В лице Сулержицкого Ефим нашел целое множество друзей, единомышленников, товарищей, которые если и не били кулаком и не плевали в лицо несправедливости, то понимали его, Ефима, и не только не осуждали, не травили, а принимали в свою семью, чтобы вместе работать за правду.

Каждый вечер, во всякую погоду, иногда по колено в грязи, задворками, рискуя попасть на глаза «шпику», пробиралась черная тень Ефима к дому Сулержицкого за книжками или только чтобы хоть «посмотреть» на него.

Каково же было недоумение Сулержицкого, когда с окончанием ссылки, в день его отъезда из Новоконстантинова, в то время как буквально все жители высыпали провожать его на площадь, когда уже не хватало больше вместилищ для всех принесенных шафрановых булок, бисквитов, медовиков и других еврейских сластей, {516} когда все кругом гудело пожеланиями добра и благодарственными возгласами, среди всех не оказалось только Ефима.

Сулержицкий волновался. Он много раз входил в дом, снова возвращался и вглядывался в толпу, он напряженно искал Ефима, чтобы хоть издали кивнуть ему головой и подбодрить на прощание. Ефима не было.

— Не пришел Ефим, — грустно сказал Леопольд Антонович, — побоялся.

Коляска-ландо, запряженная цугом, тронулась с места и покатилась по дороге к станции за восемнадцать верст от Новоконстантинова.

Ехали молча. Версту. Две. Три… Вдруг внезапная остановка. Сулержицкий высунулся из ландо.

— В чем дело?

Посреди дороги стоял Ефим. На руках у него был «рушник» (вышитое полотенце), а на нем небольшой хлеб.

Ничего не мог сказать Ефим.
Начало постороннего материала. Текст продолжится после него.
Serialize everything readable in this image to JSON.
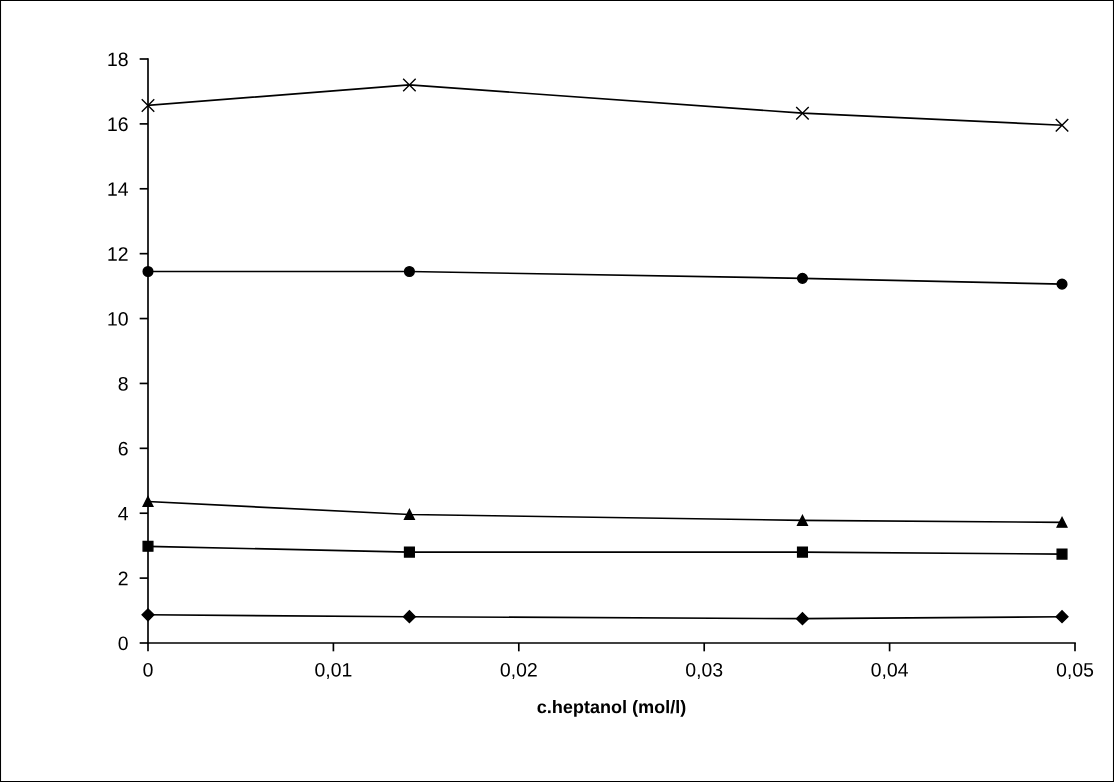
{
  "chart_data": {
    "type": "line",
    "xlabel": "c.heptanol (mol/l)",
    "x": [
      0,
      0.0141,
      0.0353,
      0.0493
    ],
    "xlim": [
      0,
      0.05
    ],
    "xticks": [
      0,
      {
        "value": 0.01,
        "label": "0,01"
      },
      {
        "value": 0.02,
        "label": "0,02"
      },
      {
        "value": 0.03,
        "label": "0,03"
      },
      {
        "value": 0.04,
        "label": "0,04"
      },
      {
        "value": 0.05,
        "label": "0,05"
      }
    ],
    "ylim": [
      0,
      18
    ],
    "yticks": [
      0,
      2,
      4,
      6,
      8,
      10,
      12,
      14,
      16,
      18
    ],
    "grid": false,
    "legend": false,
    "series": [
      {
        "color": "#000000",
        "marker": "cross",
        "values": [
          16.57,
          17.2,
          16.33,
          15.96
        ]
      },
      {
        "color": "#000000",
        "marker": "circle",
        "values": [
          11.45,
          11.45,
          11.24,
          11.06
        ]
      },
      {
        "color": "#000000",
        "marker": "triangle",
        "values": [
          4.36,
          3.96,
          3.78,
          3.72
        ]
      },
      {
        "color": "#000000",
        "marker": "square",
        "values": [
          2.98,
          2.8,
          2.8,
          2.74
        ]
      },
      {
        "color": "#000000",
        "marker": "diamond",
        "values": [
          0.87,
          0.81,
          0.75,
          0.81
        ]
      }
    ]
  }
}
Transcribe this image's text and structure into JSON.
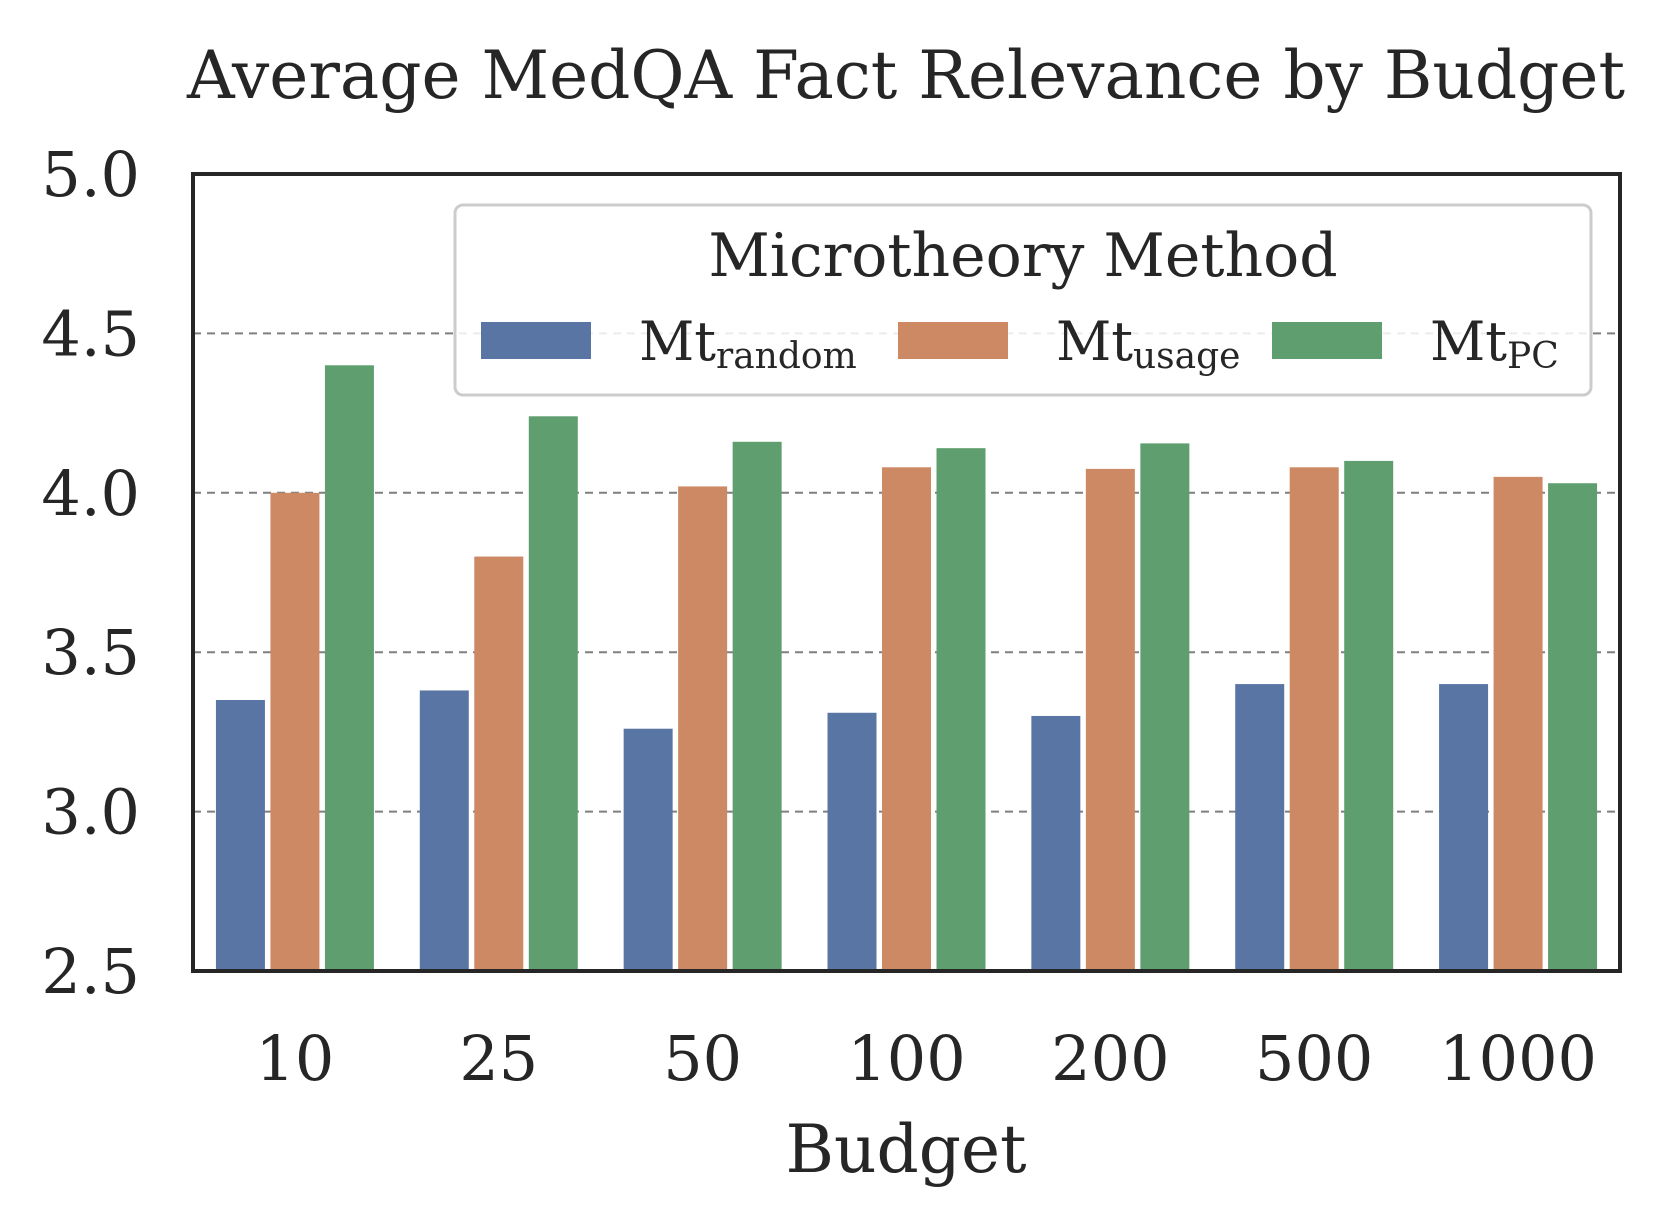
{
  "chart_data": {
    "type": "bar",
    "title": "Average MedQA Fact Relevance by Budget",
    "xlabel": "Budget",
    "ylabel": "",
    "ylim": [
      2.5,
      5.0
    ],
    "yticks": [
      "2.5",
      "3.0",
      "3.5",
      "4.0",
      "4.5",
      "5.0"
    ],
    "grid": "horizontal dashed",
    "categories": [
      "10",
      "25",
      "50",
      "100",
      "200",
      "500",
      "1000"
    ],
    "legend": {
      "title": "Microtheory Method",
      "placement": "top-right"
    },
    "series": [
      {
        "name": "Mt",
        "subscript": "random",
        "color": "#5975a4",
        "values": [
          3.35,
          3.38,
          3.26,
          3.31,
          3.3,
          3.4,
          3.4
        ]
      },
      {
        "name": "Mt",
        "subscript": "usage",
        "color": "#cc8963",
        "values": [
          4.0,
          3.8,
          4.02,
          4.08,
          4.075,
          4.08,
          4.05
        ]
      },
      {
        "name": "Mt",
        "subscript": "PC",
        "color": "#5f9e6e",
        "values": [
          4.4,
          4.24,
          4.16,
          4.14,
          4.155,
          4.1,
          4.03
        ]
      }
    ]
  }
}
Сквозь его рыдания слышались только два слова:

— Солнце мое… Солнце…

Ландо покатилось дальше, а неподвижная фигура Ефима еще долго виднелась на дороге сзади, рождая вопросы в мозгу Сулержицкого: сумел ли он своей волей утвердить в Ефиме веру в лучшее будущее? Увидит ли он своего сына свободным гражданином свободной страны?


* * *

В жизни они больше не встречались и не переписывались никогда: это могло бы тяжело отразиться на Ефиме…

Е. Д. Россинская [ccclxvii]

С Леопольдом Антоновичем я познакомилась, едва поступив в Московское Училище живописи, ваяния и зодчества. Я попала в Училище в 1894 году. Леопольд Антонович учился к тому времени уже года два‑три, но это не помешало нашей дружбе: в Училище было несколько групп людей, так сказать, «естественно тяготеющих» друг к другу, объединенных общими взглядами, увлечениями.

Сулер был душой Училища, его знали и любили все, за исключением, пожалуй, начальства: инспектора Мжедлова и директора, князя Львова, ненавидевшего этого демократа, как называл он Сулержицкого, и настоявшего на его изгнании из Училища.

Часто можно было встретить Леопольда Антоновича в обширной «курилке», всегда заполненной курящими и некурящими (Сулержицкий принадлежал к числу последних). В курилке Сулержицкий устраивал спевки-репетиции ученического хора, им организованного. {517} Прекрасно пел хор русские, украинские песни, которые особенно любил Леопольд Антонович — «запевала», как до сих пор называет его Сергей Тимофеевич Коненков, наш соученик. Вокруг Сулержицкого всегда собиралась толпа, около него всегда — смех, шутки, около него оживлялись самые скромные, незаметные, всех он умел расшевелить — улыбкой, шуткой, необыкновенно смешным рассказом. А рассказывать ему было о чем.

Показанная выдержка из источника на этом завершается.